Ketika itu aku mulai bersekolah di kota, dari SD yang “ndeso” hijrah ke SMP yang kota dan lumayan favorit. Dalam pergaulan aku makin merasakan bahwa status ekonomiku berada di bawah teman-temanku.
Kenyataan ini membuat aku minder. Aku tidak banyak memiliki teman dekat seperti saat di SD, dan aku tidak lagi vokal seperti saat SD. Aku lebih banyak diam.
Krisis moneter yang melanda Indonesia mempengaruhi ekonomi keluargaku. Lebih lagi keluargaku ditipu mentah-mentah oleh salah seorang kerabat orangtuaku. Peristiwa ini kontan memukul hidupku, terlebih kehidupan ekonomi keluargaku
Waktu itu aku mau masuk SMU. Orangtuaku harus cari uang lagi untuk pendaftaran. Bagi kami uang yang tak kembali itu sangat berharga karena sangat kami butuhkan. Tetapi ketika kami akan memakai uang itu malah tidak ada.

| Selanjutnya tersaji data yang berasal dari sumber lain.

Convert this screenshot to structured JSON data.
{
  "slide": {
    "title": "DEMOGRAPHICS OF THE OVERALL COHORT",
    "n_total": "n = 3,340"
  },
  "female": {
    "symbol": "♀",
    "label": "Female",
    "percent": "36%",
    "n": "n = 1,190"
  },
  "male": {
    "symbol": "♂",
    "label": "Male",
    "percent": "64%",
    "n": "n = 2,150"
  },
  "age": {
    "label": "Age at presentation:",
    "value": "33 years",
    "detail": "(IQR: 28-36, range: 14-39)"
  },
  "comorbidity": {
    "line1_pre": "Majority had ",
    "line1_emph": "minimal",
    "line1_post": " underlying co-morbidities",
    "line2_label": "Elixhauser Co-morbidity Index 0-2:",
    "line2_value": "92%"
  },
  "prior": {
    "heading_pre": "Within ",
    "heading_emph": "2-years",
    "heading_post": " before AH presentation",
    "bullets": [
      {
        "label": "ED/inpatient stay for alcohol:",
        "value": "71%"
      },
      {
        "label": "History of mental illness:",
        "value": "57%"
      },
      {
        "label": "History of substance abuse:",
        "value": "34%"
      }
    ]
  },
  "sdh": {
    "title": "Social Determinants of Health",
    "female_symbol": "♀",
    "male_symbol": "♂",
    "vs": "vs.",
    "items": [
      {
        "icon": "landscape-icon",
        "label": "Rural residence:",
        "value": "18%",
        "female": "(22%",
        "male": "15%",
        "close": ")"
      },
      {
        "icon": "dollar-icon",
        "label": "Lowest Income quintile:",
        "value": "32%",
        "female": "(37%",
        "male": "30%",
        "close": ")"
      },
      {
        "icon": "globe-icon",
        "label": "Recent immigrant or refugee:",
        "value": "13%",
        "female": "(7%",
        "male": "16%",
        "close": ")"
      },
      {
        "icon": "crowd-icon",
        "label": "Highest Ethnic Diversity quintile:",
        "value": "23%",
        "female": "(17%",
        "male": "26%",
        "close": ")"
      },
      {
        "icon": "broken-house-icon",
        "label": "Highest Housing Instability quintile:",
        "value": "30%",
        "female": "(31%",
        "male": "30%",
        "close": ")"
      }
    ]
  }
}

Kerabat itu mengingkari janjinya dan tidak mau mengganti uang keluargaku. Mengalami semua itu aku hanya bisa diam. Aku tak memiliki kekuatan apa-apa. Aku masih terlalu belia untuk memikirkan hal besar itu.
Namun dalam diam itu, aku memendam sebuah perasaan luka kepadanya. Namun luka ini tak mengubah banyak, malah semakin memenuhi pikiranku dan keadaan juga tidak berubah.
Di SMU, yang kuhadapi tidak jauh berbeda dengan pengalamanku di SMP. Aku juga bersekolah di salah satu SMU unggulan. Keadaan ekonomi keluargaku juga tidak membaik.
Jurangnya ekonomi keluargaku justru semakin tampak. Aku tidak memiliki apa yang teman-temanku miliki. Aku tidak memiliki motor bagus, aku tidak memiliki ponsel yang bagus, tak memiliki sisa uang saku yang banyak.
Pokoknya apa-apa yang kumiliki hanya pas-pasan. Di SMU ini pula aku mengukir prestasiku dalam hal menulis, baik di sekolah maupun di tingkat provinsi. Aku pernah masuk nominasi dalam beberapa lomba yang diselenggarakan di tingkat provinsi, dan ini menjadi penghibur bagiku.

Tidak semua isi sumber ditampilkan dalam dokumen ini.